Estes 500 combatentes tem sido treinados por um programa impulsionado pelos EUA. Além disso, o Estado de Isral voltou a bombardear Gaza com a desculpa da retomada dos ataques contra a cidade israelense de Sderot com foguetes Kassam, porém cujo objetivo central é intervir na crescente luta entre o Fatah e o Hamas, com o explícito objetivo de eliminar o Hamas como força política e militar.
O primeiro ministro israelense, profundamente debilitado como consequência do "informe Winograd", que colocou em evidência as "severas falhas" na "planificação e execução" da guerra do Líbano em agosto do ano passado, tem rechaçado uma invasão. Teme uma segunda débaclê do exército israelense depois da "derrota estratégica" no Líbano ainda que lhe falte o respaldo necessário para decidir uma entrada massiva e prolongada de tropas no território palestino. Entretanto, frente ao fato de que nenhuma autoridade na Palestina possa impor uma tregua ao caos reinante, e apesar das dúvidas e divisões do establishment político e militar israelense, crescem as pressões a uma maior intervenção. O líder do Likud, Benyamin Netanyahu, tem insistido que Abbas é incapaz de exercer a direção da ANP. Falando sobre o 30° aniversário do ascenso do Likud ao poder em 1977, Netanyahu disse que o governo "deveria evacuar a todos os que forem necessários, emitir o fechamento da faixa de Gaza, deixar de prover serviços como água e eletricidade ou decidir uma invasão limitada de 4 ou 5 kilometros para distanciar o alcance dos Kassam". Por sua vez o deputado Avigdor Lieberman, do partido de ultra direita Yisrael Beiteinu, tem exigido uma atividade mais intensa na faixa de Gaza. Ameaçou, caso isso não aconteça, retirar seus 11 membros do Knesset (parlamento) e fazer cair o governo, dizendo: "A atual coalizão tem alcançado o momento da verdade. Ou acabamos com o Hamas, ou nós acabamos com o governo". Por sua vez, o comandante da divisão de Gaza das Forças de Defesa Israelenses tem dito ao primeiro ministro e ao ministro de Defesa que autorizem uma invasão. Este e outros personagens no Alto Mando querem destruir o Hamas "antes que Gaza se transforme em outro sul do Líbano". Escalando no conflito, o viceministro da Defesa, Efraim Sneh, tem dado a entender que não só se atacaria aos guerrilheiros. "Não se pode distinguir" entre os responsáveis políticos e as mílicias afiliadas ao movimento, disse ao ser perguntado sobre se os políticos podiam converter-se
Todos esses elementos mostram que estamos frente a uma nova escalada do Estado sionista contra o sofrido e martirizado povo palestino.

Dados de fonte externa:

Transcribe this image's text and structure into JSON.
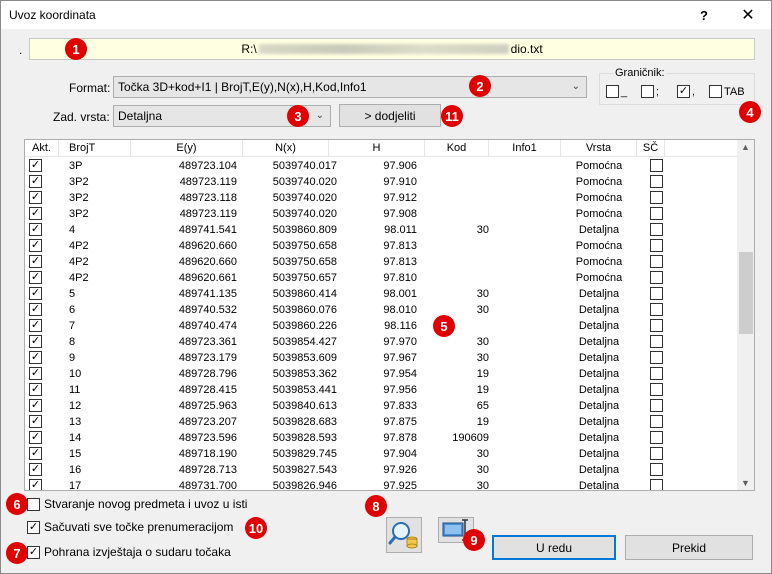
{
  "window": {
    "title": "Uvoz koordinata",
    "help_label": "?",
    "close_label": "✕"
  },
  "path": {
    "dot": ".",
    "prefix": "R:\\",
    "suffix": "dio.txt"
  },
  "format": {
    "label": "Format:",
    "value": "Točka 3D+kod+I1 | BrojT,E(y),N(x),H,Kod,Info1"
  },
  "zad_vrsta": {
    "label": "Zad. vrsta:",
    "value": "Detaljna"
  },
  "assign_button": {
    "label": "> dodjeliti"
  },
  "separator": {
    "title": "Graničnik:",
    "items": [
      {
        "symbol": "_",
        "checked": false
      },
      {
        "symbol": ";",
        "checked": false
      },
      {
        "symbol": ",",
        "checked": true
      },
      {
        "symbol": "TAB",
        "checked": false
      }
    ]
  },
  "table": {
    "columns": [
      "Akt.",
      "BrojT",
      "E(y)",
      "N(x)",
      "H",
      "Kod",
      "Info1",
      "Vrsta",
      "SČ"
    ],
    "rows": [
      [
        "3P",
        "489723.104",
        "5039740.017",
        "97.906",
        "",
        "",
        "Pomoćna"
      ],
      [
        "3P2",
        "489723.119",
        "5039740.020",
        "97.910",
        "",
        "",
        "Pomoćna"
      ],
      [
        "3P2",
        "489723.118",
        "5039740.020",
        "97.912",
        "",
        "",
        "Pomoćna"
      ],
      [
        "3P2",
        "489723.119",
        "5039740.020",
        "97.908",
        "",
        "",
        "Pomoćna"
      ],
      [
        "4",
        "489741.541",
        "5039860.809",
        "98.011",
        "30",
        "",
        "Detaljna"
      ],
      [
        "4P2",
        "489620.660",
        "5039750.658",
        "97.813",
        "",
        "",
        "Pomoćna"
      ],
      [
        "4P2",
        "489620.660",
        "5039750.658",
        "97.813",
        "",
        "",
        "Pomoćna"
      ],
      [
        "4P2",
        "489620.661",
        "5039750.657",
        "97.810",
        "",
        "",
        "Pomoćna"
      ],
      [
        "5",
        "489741.135",
        "5039860.414",
        "98.001",
        "30",
        "",
        "Detaljna"
      ],
      [
        "6",
        "489740.532",
        "5039860.076",
        "98.010",
        "30",
        "",
        "Detaljna"
      ],
      [
        "7",
        "489740.474",
        "5039860.226",
        "98.116",
        "",
        "",
        "Detaljna"
      ],
      [
        "8",
        "489723.361",
        "5039854.427",
        "97.970",
        "30",
        "",
        "Detaljna"
      ],
      [
        "9",
        "489723.179",
        "5039853.609",
        "97.967",
        "30",
        "",
        "Detaljna"
      ],
      [
        "10",
        "489728.796",
        "5039853.362",
        "97.954",
        "19",
        "",
        "Detaljna"
      ],
      [
        "11",
        "489728.415",
        "5039853.441",
        "97.956",
        "19",
        "",
        "Detaljna"
      ],
      [
        "12",
        "489725.963",
        "5039840.613",
        "97.833",
        "65",
        "",
        "Detaljna"
      ],
      [
        "13",
        "489723.207",
        "5039828.683",
        "97.875",
        "19",
        "",
        "Detaljna"
      ],
      [
        "14",
        "489723.596",
        "5039828.593",
        "97.878",
        "190609",
        "",
        "Detaljna"
      ],
      [
        "15",
        "489718.190",
        "5039829.745",
        "97.904",
        "30",
        "",
        "Detaljna"
      ],
      [
        "16",
        "489728.713",
        "5039827.543",
        "97.926",
        "30",
        "",
        "Detaljna"
      ],
      [
        "17",
        "489731.700",
        "5039826.946",
        "97.925",
        "30",
        "",
        "Detaljna"
      ]
    ]
  },
  "options": {
    "new_subject": {
      "label": "Stvaranje novog predmeta i uvoz u isti",
      "checked": false
    },
    "keep_points": {
      "label": "Sačuvati sve točke prenumeracijom",
      "checked": true
    },
    "save_report": {
      "label": "Pohrana izvještaja o sudaru točaka",
      "checked": true
    }
  },
  "buttons": {
    "ok": "U redu",
    "cancel": "Prekid"
  },
  "badges": [
    "1",
    "2",
    "3",
    "4",
    "5",
    "6",
    "7",
    "8",
    "9",
    "10",
    "11"
  ],
  "colors": {
    "badge": "#e00000",
    "path_bg": "#ffffe1",
    "focus": "#0078d7"
  }
}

O covarde Exército Libanês ataca os campos de refugiados palestinos
No último fim de semana ocorreu um duro enfrentamento entre o grupo palestino, Fatah al-Islam e o Exército Libanês. Segundo os últimos dados oficiais, 48 pessoas - 23 soldados, 19 milicianos e 6 civis - morreram nos enfrentamentos do domingo. Logo, a disputa se estendeu com dois atentados em Beirut e um fustigamento brutal das forças libanesas sobre o empobrecido campo de refugiados Nahr al-Bared no norte do Líbano, onde se baseia este grupo palestino. Estes provem do Fatah al-Intifada, formado em 1983 por membros desiludidos da Organização para Liberação da Palestina (OLP). De seu seio, em 2005, após a retirada das forças sírias do Líbano surgiu o Fatah al-Islam. Para alguns é um instrumento da Síria para semear o caos e demonstrar qual é o único país que pode pacificar o Líbano. Para outros esse grupo radical sunita, ligado a Al Qaeda, tem sido atiçado pelo governo do primeiro ministro libanês Fuad Siniora e seus aliados para fazer oposição a influência do Hezbollah. O que está claro é que os enfrentamentos entre o Exército e os milicianos são os mais violentos desde que em 1990 acabou a guerra civil que sofreu o país durante 15 anos. Mais de 100 pessoas morreram no campo de refugiados de Nahar al Bared no começo do terceiro dia de enfrentamentos, segundo o muftí (líder religioso que decreta as fatuas ou decretos islà¢micos) da comunidade palestina no Líbano, Salim ao Lababidi. Em uma entrevista com o canal de televisão qtarí Al Yazira, apelou aos dirigentes libaneses, em especial ás Forças Armadas, para que parem o bombardeio sobre o campo. "A população do campo não tem nada a ver com o Fatah al-Islam. Este bombardeio deveria acabar, porque a maioria das vítimas são civis", assegurou. O temor de muitos é que se o horror não terminar, pode se estender a todos os campos de refugiados palestinos.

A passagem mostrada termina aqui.